Respondent’s <bunomatic.com> domain name, which is confusingly similar to Complainant’s BUNN OMATIC mark, resolves to a web directory containing links to Complainant’s direct competitors and to unrelated content.  In Citigroup Inc. v. Horoshiy, Inc., FA 290633 (Nat. Arb. Forum Aug. 11, 2004), the panel found that the respondent’s use of domain names that were confusingly similar to the complainant’s CITIBANK marks to redirect Internet users seeking the complainant’s products to a website with links offering products that competed with the complainant did not represent a bona fide offering of goods or services pursuant to Policy ¶ 4(c)(i) or a legitimate noncommercial or fair use pursuant to Policy ¶ 4(c)(iii).  Because Respondent is also using a domain name to redirect Internet users to a website providing links to Complainant’s competitors, Respondent’s use of the disputed domain name does not constitute a bona fide offering of goods or services under Policy ¶ 4(c)(i) or a legitimate noncommercial fair use pursuant to Policy ¶ 4(c)(iii).  See Glaxo Group Ltd. v. WWW Zban, FA 203164 (Nat. Arb.

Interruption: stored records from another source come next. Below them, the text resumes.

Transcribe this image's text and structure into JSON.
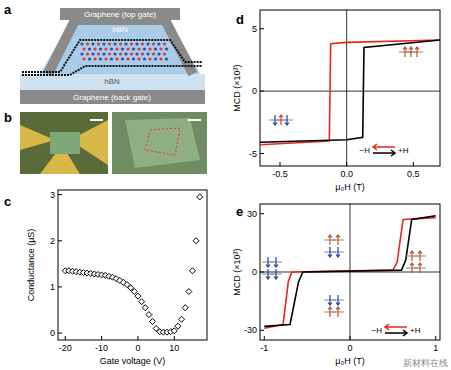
{
  "panels": {
    "a": {
      "label": "a",
      "layers": [
        "Graphene (top gate)",
        "hBN",
        "hBN",
        "Graphene (back gate)"
      ]
    },
    "b": {
      "label": "b"
    }
  },
  "watermark": "新材料在线",
  "chart_data": [
    {
      "type": "scatter",
      "title": "c",
      "x_label": "Gate voltage (V)",
      "y_label": "Conductance (µS)",
      "xlim": [
        -22,
        19
      ],
      "ylim": [
        -0.15,
        3.1
      ],
      "xticks": [
        -20,
        -10,
        0,
        10
      ],
      "yticks": [
        0,
        1,
        2,
        3
      ],
      "series": [
        {
          "name": "Conductance",
          "color": "#000000",
          "marker": "diamond",
          "x": [
            -20,
            -19,
            -18,
            -17,
            -16,
            -15,
            -14,
            -13,
            -12,
            -11,
            -10,
            -9,
            -8,
            -7,
            -6,
            -5,
            -4,
            -3,
            -2,
            -1,
            0,
            1,
            2,
            3,
            4,
            5,
            6,
            7,
            8,
            9,
            10,
            11,
            12,
            13,
            14,
            15,
            16,
            17
          ],
          "values": [
            1.35,
            1.35,
            1.34,
            1.33,
            1.32,
            1.31,
            1.3,
            1.29,
            1.28,
            1.27,
            1.26,
            1.25,
            1.23,
            1.21,
            1.18,
            1.14,
            1.1,
            1.05,
            0.98,
            0.9,
            0.8,
            0.68,
            0.55,
            0.4,
            0.25,
            0.1,
            0.03,
            0.02,
            0.02,
            0.03,
            0.05,
            0.15,
            0.3,
            0.55,
            0.9,
            1.35,
            2.0,
            2.95
          ]
        }
      ]
    },
    {
      "type": "line",
      "title": "d",
      "x_label": "μ₀H (T)",
      "y_label": "MCD (×10³)",
      "xlim": [
        -0.65,
        0.7
      ],
      "ylim": [
        -6,
        6.5
      ],
      "xticks": [
        {
          "value": -0.5,
          "label": "-0.5"
        },
        {
          "value": 0,
          "label": "0.0"
        },
        {
          "value": 0.5,
          "label": "0.5"
        }
      ],
      "yticks": [
        -5,
        0,
        5
      ],
      "annotations": [
        "−H",
        "+H"
      ],
      "series": [
        {
          "name": "−H",
          "color": "#e8281e",
          "x": [
            -0.65,
            -0.13,
            -0.12,
            0.0,
            0.7
          ],
          "values": [
            -4.3,
            -4.0,
            3.8,
            3.9,
            4.1
          ]
        },
        {
          "name": "+H",
          "color": "#000000",
          "x": [
            -0.65,
            0.0,
            0.12,
            0.13,
            0.7
          ],
          "values": [
            -4.1,
            -3.9,
            -3.7,
            3.5,
            4.1
          ]
        }
      ]
    },
    {
      "type": "line",
      "title": "e",
      "x_label": "μ₀H (T)",
      "y_label": "MCD (×10³)",
      "xlim": [
        -1.05,
        1.05
      ],
      "ylim": [
        -35,
        35
      ],
      "xticks": [
        -1,
        0,
        1
      ],
      "yticks": [
        -30,
        0,
        30
      ],
      "annotations": [
        "−H",
        "+H"
      ],
      "series": [
        {
          "name": "−H",
          "color": "#e8281e",
          "x": [
            -1,
            -0.78,
            -0.72,
            -0.68,
            0.5,
            0.55,
            0.62,
            1
          ],
          "values": [
            -29,
            -27,
            -5,
            0,
            1,
            5,
            27,
            28
          ]
        },
        {
          "name": "+H",
          "color": "#000000",
          "x": [
            -1,
            -0.7,
            -0.6,
            -0.55,
            0.6,
            0.65,
            0.72,
            1
          ],
          "values": [
            -28,
            -27,
            -5,
            0,
            1,
            6,
            27,
            29
          ]
        }
      ]
    }
  ]
}
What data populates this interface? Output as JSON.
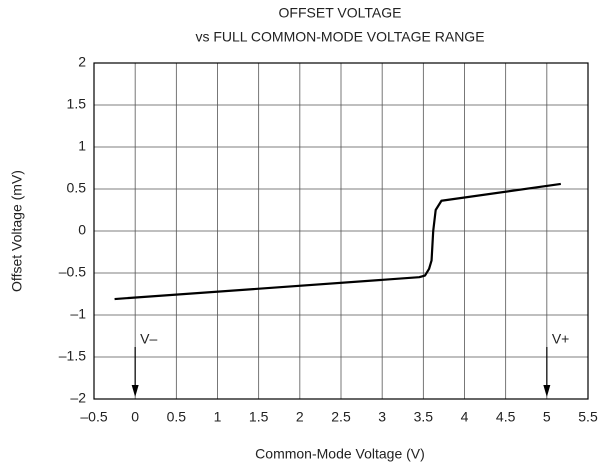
{
  "chart_data": {
    "type": "line",
    "title": [
      "OFFSET VOLTAGE",
      "vs FULL COMMON-MODE VOLTAGE RANGE"
    ],
    "xlabel": "Common-Mode Voltage (V)",
    "ylabel": "Offset Voltage (mV)",
    "x": [
      -0.25,
      3.45,
      3.52,
      3.57,
      3.6,
      3.62,
      3.65,
      3.72,
      5.17
    ],
    "values": [
      -0.81,
      -0.55,
      -0.53,
      -0.45,
      -0.35,
      0,
      0.25,
      0.36,
      0.56
    ],
    "color": "#000000",
    "xlim": [
      -0.5,
      5.5
    ],
    "xticks": [
      {
        "value": -0.5,
        "label": "–0.5"
      },
      0,
      0.5,
      1,
      1.5,
      2,
      2.5,
      3,
      3.5,
      4,
      4.5,
      5,
      5.5
    ],
    "ylim": [
      -2,
      2
    ],
    "yticks": [
      {
        "value": -2,
        "label": "–2"
      },
      {
        "value": -1.5,
        "label": "–1.5"
      },
      {
        "value": -1,
        "label": "–1"
      },
      {
        "value": -0.5,
        "label": "–0.5"
      },
      0,
      0.5,
      1,
      1.5,
      2
    ],
    "grid": true,
    "annotations": [
      {
        "text": "V–",
        "x": 0
      },
      {
        "text": "V+",
        "x": 5
      }
    ]
  }
}
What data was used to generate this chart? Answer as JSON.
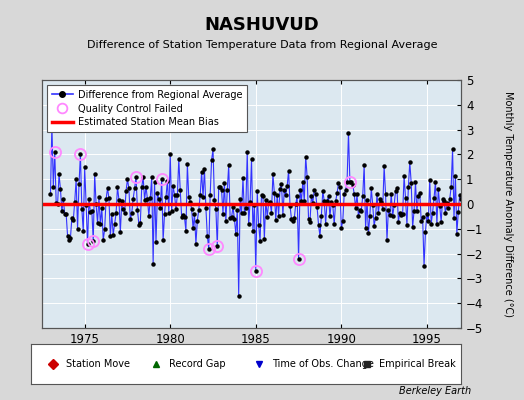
{
  "title": "NASHUVUD",
  "subtitle": "Difference of Station Temperature Data from Regional Average",
  "ylabel": "Monthly Temperature Anomaly Difference (°C)",
  "xlabel_ticks": [
    1975,
    1980,
    1985,
    1990,
    1995
  ],
  "ylim": [
    -5,
    5
  ],
  "xlim": [
    1972.5,
    1997.0
  ],
  "bias_line_y": 0.0,
  "background_color": "#d8d8d8",
  "plot_background": "#dce8f0",
  "line_color": "#3333ff",
  "marker_color": "#000000",
  "bias_color": "#ff0000",
  "qc_color": "#ff88ff",
  "grid_color": "#ffffff",
  "watermark": "Berkeley Earth",
  "yticks": [
    -5,
    -4,
    -3,
    -2,
    -1,
    0,
    1,
    2,
    3,
    4,
    5
  ]
}
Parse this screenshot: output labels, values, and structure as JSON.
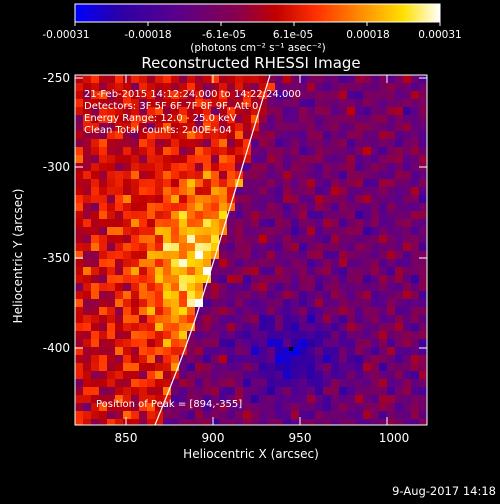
{
  "colorbar": {
    "ticks": [
      "-0.00031",
      "-0.00018",
      "-6.1e-05",
      "6.1e-05",
      "0.00018",
      "0.00031"
    ],
    "unit_label": "(photons cm⁻² s⁻¹ asec⁻²)",
    "stops": [
      "#0000ff",
      "#2a00a8",
      "#5a008a",
      "#8a004a",
      "#c00000",
      "#ff3000",
      "#ff8a00",
      "#ffe000",
      "#ffffff"
    ]
  },
  "title": "Reconstructed RHESSI Image",
  "info": {
    "line1": "21-Feb-2015 14:12:24.000 to 14:22:24.000",
    "line2": "Detectors: 3F 5F 6F 7F 8F 9F, Att 0",
    "line3": "Energy Range: 12.0 - 25.0 keV",
    "line4": "Clean     Total counts: 2.00E+04"
  },
  "peak_label": "Position of Peak = [894,-355]",
  "axes": {
    "x_label": "Heliocentric X (arcsec)",
    "y_label": "Heliocentric Y (arcsec)",
    "x_ticks": [
      "850",
      "900",
      "950",
      "1000"
    ],
    "y_ticks": [
      "-250",
      "-300",
      "-350",
      "-400"
    ]
  },
  "footer": {
    "timestamp": "9-Aug-2017 14:18"
  }
}
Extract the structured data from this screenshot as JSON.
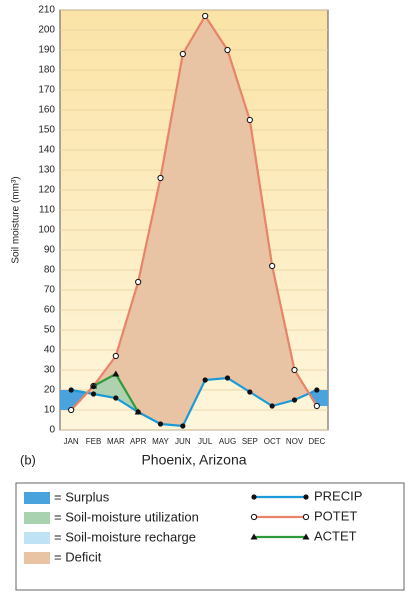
{
  "chart_data": {
    "type": "line",
    "label": "(b)",
    "xlabel": "Phoenix, Arizona",
    "ylabel": "Soil moisture (mm³)",
    "categories": [
      "JAN",
      "FEB",
      "MAR",
      "APR",
      "MAY",
      "JUN",
      "JUL",
      "AUG",
      "SEP",
      "OCT",
      "NOV",
      "DEC"
    ],
    "series": [
      {
        "name": "PRECIP",
        "color": "#1a9ad6",
        "values": [
          20,
          18,
          16,
          9,
          3,
          2,
          25,
          26,
          19,
          12,
          15,
          20
        ]
      },
      {
        "name": "POTET",
        "color": "#e8846a",
        "values": [
          10,
          22,
          37,
          74,
          126,
          188,
          207,
          190,
          155,
          82,
          30,
          12
        ]
      },
      {
        "name": "ACTET",
        "color": "#2e9a3c",
        "values": [
          null,
          22,
          28,
          9,
          null,
          null,
          null,
          null,
          null,
          null,
          null,
          null
        ]
      }
    ],
    "area_legend": [
      {
        "label": "= Surplus",
        "color": "#4aa3dc"
      },
      {
        "label": "= Soil-moisture utilization",
        "color": "#a9d3b0"
      },
      {
        "label": "= Soil-moisture recharge",
        "color": "#bfe3f5"
      },
      {
        "label": "= Deficit",
        "color": "#e8c4a4"
      }
    ],
    "ylim": [
      0,
      210
    ],
    "yticks": [
      0,
      10,
      20,
      30,
      40,
      50,
      60,
      70,
      80,
      90,
      100,
      110,
      120,
      130,
      140,
      150,
      160,
      170,
      180,
      190,
      200,
      210
    ],
    "grid": true
  }
}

Forum Dec. 1, 2003) (finding that the respondent was not using the domain name within the parameters of Policy ¶ 4(c)(i) or (iii) because the respondent used the domain name to take advantage of the complainant's mark by diverting Internet users to a competing commercial site).

 

The Panel finds that Complainant has satisfied this element of the Policy.

 

Registration and Use in Bad Faith

 

By using the <bunomatic.com> domain name, which is confusingly similar to Complainant’s BUNN OMATIC mark, to maintain a commercial web directory displaying links to Complainant’s competitors, Respondent has demonstrated that it registered the disputed domain name for the primary purpose of disrupting Complainant’s business.  The Panel finds Respondent’s conduct to constitute bad faith registration and use under Policy ¶ 4(b)(iii).  See S. Exposure v. S.  Exposure, Inc., FA 94864 (Nat. Arb. Forum July 18, 2000) (finding that the respondent registered the domain name in question to disrupt the business of the complainant, a competitor of the respondent); see also EBAY, Inc. v. MEOdesigns, D2000-1368 (Dec. 15, 2000) (finding that the respondent registered and used the domain name <eebay.com> in bad faith where the respondent has used the domain name to promote competing auction sites). 

 

Furthermore, Respondent’s commercial use of the <bunomatic.com> domain name also suggests bad faith under Policy ¶ 4(b)(iv).  In T-Mobile USA, Inc. v. utahhealth, FA 697821 (Nat. Arb. Forum June 7, 2006), the panel held that the registration and use of a domain name confusingly similar to a complainant’s mark to direct Internet traffic to a commercial “links page” constituted bad faith where the respondent was likely profiting from click-through fees or other revenue sources.  Because Respondent is using the <bunomatic.com> domain name for similar purposes, the Panel finds that Respondent is taking advantage of the confusing similarity between the disputed domain name and Complainant’s mark in order to profit from the goodwill associated with the mark.  Such conduct is indicative of bad faith registration and use under Policy ¶ 4(b)(iv).  See Yahoo! Inc. v. Web Master, FA 127717 (Nat. Arb. Forum Nov. 27, 2002) (“By use of <yahgo.com> to operate its search engine, a name that infringes upon Complainant’s mark, Respondent is found to have created circumstances indicating that Respondent, by using the domain name, has intentionally attempted to attract, for commercial gain, Internet users to Respondent’s website by creating a likelihood of confusion with Complainant’s mark as to the source, sponsorship, affiliation, or endorsement of the website or of a product or service on the website as proscribed in Policy ¶ 4(b)(iv).”).

 

The Panel finds that Complainant has satisfied this element of the Policy.

 

DECISION

Having established all three elements required under the ICANN Policy, the Panel concludes that relief shall be GRANTED.

 

Accordingly, it is Ordered that the <bunomatic.com> domain name be TRANSFERRED from Respondent to Complainant.